Where the trust fund, pinko loving crowd being arrested for innocent protests should direct their anger towards is not profit seeking banks but the Federal Reserve that provides them with infinite supplies of liquidity.  As Gary North points out:
The New York FED is the most important private economic organization in the world.
Do these kids even know who the 20 primary dealers are?
Primary dealers serve as trading counterparties of the New York Fed in its implementation of monetary policy. This role includes the obligations to: (i) participate consistently in open market operations to carry out U.S. monetary policy pursuant to the direction of the Federal Open Market Committee (FOMC); and (ii) provide the New York Fed's trading desk with market information and analysis helpful in the formulation and implementation of monetary policy. Primary dealers are also required to participate in all auctions of U.S. government debt and to make reasonable markets for the New York Fed when it transacts on behalf of its foreign official account-holders.

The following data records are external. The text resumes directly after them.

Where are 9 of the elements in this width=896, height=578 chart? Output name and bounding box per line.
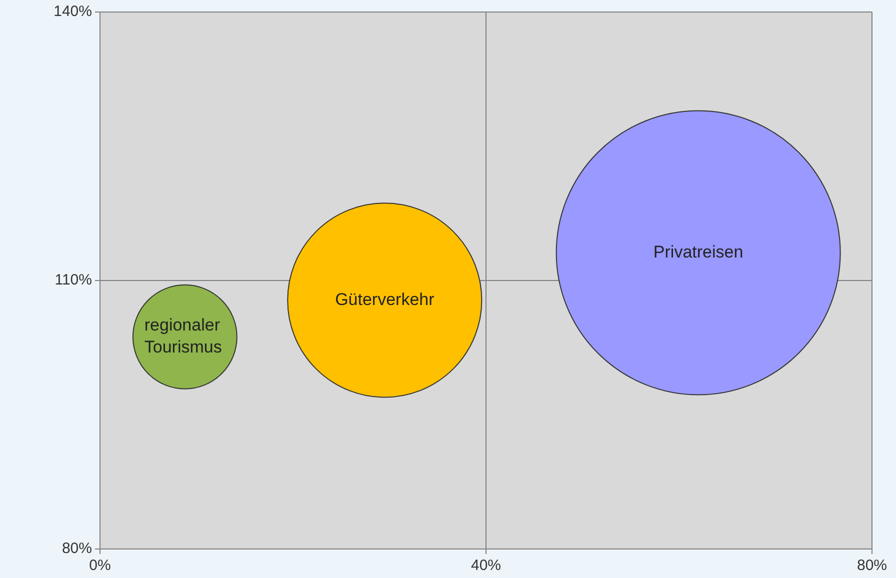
y-tick-label: 110% <box>54 272 92 289</box>
series-label: regionaler Tourismus <box>144 316 222 357</box>
x-tick-label: 80% <box>856 557 888 574</box>
x-tick-label: 40% <box>470 557 502 574</box>
y-tick-label: 80% <box>62 540 92 558</box>
series-label: Güterverkehr <box>335 290 435 309</box>
x-tick-label: 0% <box>89 557 111 574</box>
series-label: Privatreisen <box>653 242 744 262</box>
y-tick-label: 140% <box>54 3 92 20</box>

BNP Paribas Securities Corp.
Barclays Capital Inc.
Cantor Fitzgerald & Co.
Citigroup Global Markets Inc.
Credit Suisse Securities (USA) LLC
Daiwa Capital Markets America Inc.
Deutsche Bank Securities Inc.
Goldman, Sachs & Co.
HSBC Securities (USA) Inc.
Jefferies & Company, Inc.
J.P. Morgan Securities LLC
MF Global Inc.
Merrill Lynch, Pierce, Fenner & Smith Incorporated
Mizuho Securities USA Inc.
Morgan Stanley & Co. LLC
Nomura Securities International, Inc.
RBC Capital Markets, LLC
RBS Securities Inc.
SG Americas Securities, LLC
UBS Securities LLC.
The fermenting anger of bailouts and special privileges should be focused on the institution that grants monopolies over money creation to a select few elite bankers, not the bankers themselves.  They are, after all, acting in their own interest to increase their stake of wealth in a society of scarce resources, just as everyone else is.  Profits normally drive innovation toward providing better goods and services but not when Uncle Sam builds a fence of regulation to keep competitors from crashing the party.  Drop the monopolization and protection and Goldman Sachs, JP Morgan. and their friends will undoubtedly crumble on their own only to rebuild themselves on more solid and sustainable business models that don't rely on taxpayer bailouts.  And of course all the time and resources spent buying favors can be used to invest in more productive outlets.

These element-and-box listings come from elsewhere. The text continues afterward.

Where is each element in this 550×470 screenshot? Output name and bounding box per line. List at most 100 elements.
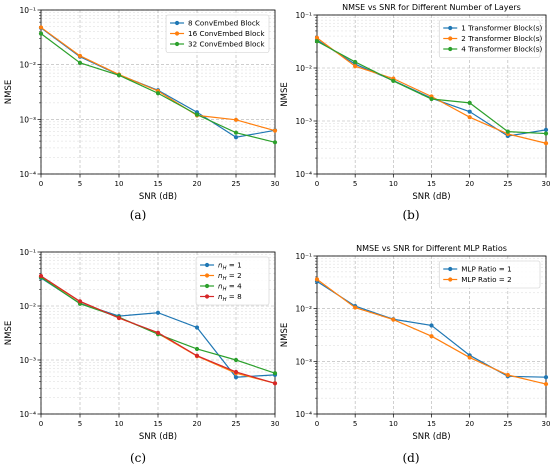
- x-tick-label: 25: [232, 180, 241, 188]
- y-tick-label: 10⁻³: [295, 117, 312, 126]
- x-tick-label: 10: [115, 420, 124, 428]
- x-tick-label: 15: [154, 180, 163, 188]
- x-tick-label: 5: [78, 420, 82, 428]
- x-axis-label: SNR (dB): [139, 432, 177, 442]
- x-tick-label: 10: [389, 180, 398, 188]
- panel-caption: (c): [130, 451, 146, 465]
- legend-swatch-marker: [205, 294, 209, 298]
- x-tick-label: 25: [503, 180, 512, 188]
- x-tick-label: 10: [115, 180, 124, 188]
- data-point: [353, 60, 357, 64]
- data-point: [117, 316, 121, 320]
- panel-caption: (b): [402, 208, 419, 222]
- y-axis-label: NMSE: [4, 80, 14, 104]
- x-axis-label: SNR (dB): [412, 432, 450, 442]
- data-point: [544, 382, 548, 386]
- data-point: [468, 101, 472, 105]
- y-tick-label: 10⁻²: [19, 61, 36, 70]
- chart-panel-3: 10⁻⁴ 10⁻³ 10⁻² 10⁻¹ 0 5 10 15 20 25 30 SNR (dB) NMSE…: [4, 248, 279, 465]
- data-point: [544, 375, 548, 379]
- data-point: [78, 61, 82, 65]
- legend-swatch-marker: [448, 267, 452, 271]
- data-point: [195, 354, 199, 358]
- data-point: [78, 54, 82, 58]
- legend-swatch-marker: [205, 263, 209, 267]
- legend-swatch-marker: [448, 36, 452, 40]
- legend-swatch-marker: [175, 21, 179, 25]
- legend-swatch-marker: [448, 26, 452, 30]
- data-point: [273, 381, 277, 385]
- x-tick-label: 5: [353, 420, 357, 428]
- data-point: [273, 140, 277, 144]
- data-point: [195, 347, 199, 351]
- data-point: [544, 128, 548, 132]
- x-tick-label: 15: [154, 420, 163, 428]
- data-point: [156, 331, 160, 335]
- data-point: [315, 39, 319, 43]
- legend: nH = 1nH = 2nH = 4nH = 8: [196, 257, 269, 305]
- legend-swatch-marker: [175, 42, 179, 46]
- data-point: [78, 299, 82, 303]
- data-point: [544, 131, 548, 135]
- x-tick-label: 25: [503, 420, 512, 428]
- panel-caption: (a): [130, 208, 147, 222]
- data-point: [315, 277, 319, 281]
- y-axis-label: NMSE: [4, 321, 14, 345]
- data-point: [506, 373, 510, 377]
- data-point: [506, 130, 510, 134]
- y-tick-label: 10⁻⁴: [295, 410, 312, 419]
- x-tick-label: 15: [427, 420, 436, 428]
- x-tick-label: 30: [271, 180, 280, 188]
- panel-caption: (d): [402, 451, 419, 465]
- y-tick-label: 10⁻³: [19, 356, 36, 365]
- data-point: [39, 32, 43, 36]
- y-tick-label: 10⁻¹: [295, 11, 312, 20]
- legend: 1 Transformer Block(s)2 Transformer Bloc…: [439, 20, 542, 58]
- data-point: [544, 141, 548, 145]
- x-tick-label: 0: [315, 420, 319, 428]
- y-tick-label: 10⁻²: [19, 302, 36, 311]
- y-tick-label: 10⁻⁴: [19, 410, 36, 419]
- chart-title: NMSE vs SNR for Different Number of Laye…: [342, 3, 521, 12]
- y-tick-label: 10⁻¹: [295, 252, 312, 261]
- x-tick-label: 20: [465, 420, 474, 428]
- data-point: [429, 334, 433, 338]
- x-axis-label: SNR (dB): [412, 192, 450, 202]
- chart-panel-4: 10⁻⁴ 10⁻³ 10⁻² 10⁻¹ 0 5 10 15 20 25 30 SNR (dB) NMSE…: [280, 244, 550, 465]
- x-tick-label: 30: [542, 420, 550, 428]
- legend-swatch-marker: [448, 47, 452, 51]
- x-tick-label: 30: [542, 180, 550, 188]
- x-tick-label: 5: [78, 180, 82, 188]
- data-point: [195, 325, 199, 329]
- legend-swatch-marker: [175, 31, 179, 35]
- x-tick-label: 20: [193, 180, 202, 188]
- data-point: [234, 370, 238, 374]
- legend-swatch-marker: [205, 284, 209, 288]
- data-point: [234, 131, 238, 135]
- legend-label: MLP Ratio = 2: [461, 275, 511, 284]
- data-point: [468, 355, 472, 359]
- legend-swatch-marker: [448, 277, 452, 281]
- chart-title: NMSE vs SNR for Different MLP Ratios: [356, 244, 507, 253]
- x-tick-label: 0: [39, 420, 43, 428]
- chart-panel-1: 10⁻⁴ 10⁻³ 10⁻² 10⁻¹ 0 5 10 15 20 25 30 SNR (dB) NMSE…: [4, 6, 279, 222]
- data-point: [468, 115, 472, 119]
- legend-swatch-marker: [205, 273, 209, 277]
- data-point: [429, 97, 433, 101]
- y-tick-label: 10⁻³: [295, 357, 312, 366]
- y-axis-label: NMSE: [280, 323, 290, 347]
- legend-label: 2 Transformer Block(s): [461, 34, 542, 43]
- x-tick-label: 25: [232, 420, 241, 428]
- y-tick-label: 10⁻¹: [19, 248, 36, 257]
- y-tick-label: 10⁻⁴: [295, 170, 312, 179]
- data-point: [195, 113, 199, 117]
- data-point: [234, 375, 238, 379]
- data-point: [39, 274, 43, 278]
- chart-panel-2: 10⁻⁴ 10⁻³ 10⁻² 10⁻¹ 0 5 10 15 20 25 30 SNR (dB) NMSE…: [280, 3, 550, 222]
- data-point: [39, 25, 43, 29]
- data-point: [468, 110, 472, 114]
- legend-label: 4 Transformer Block(s): [461, 45, 542, 54]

I have already admitted it before, the Occupy Wall Streeters have lasted a lot longer than I originally thought.  Anyone who peacefully protests for longs periods of time should be respected despite the naive nature of their beliefs.  They still stand to learn a great deal by studying basic economics, namely of the Austrian tradition.  Putting their faith in an institution that brought us such crony capitalist successes as Solyndra and Obamacare is not only idiotic but makes the problem much worse.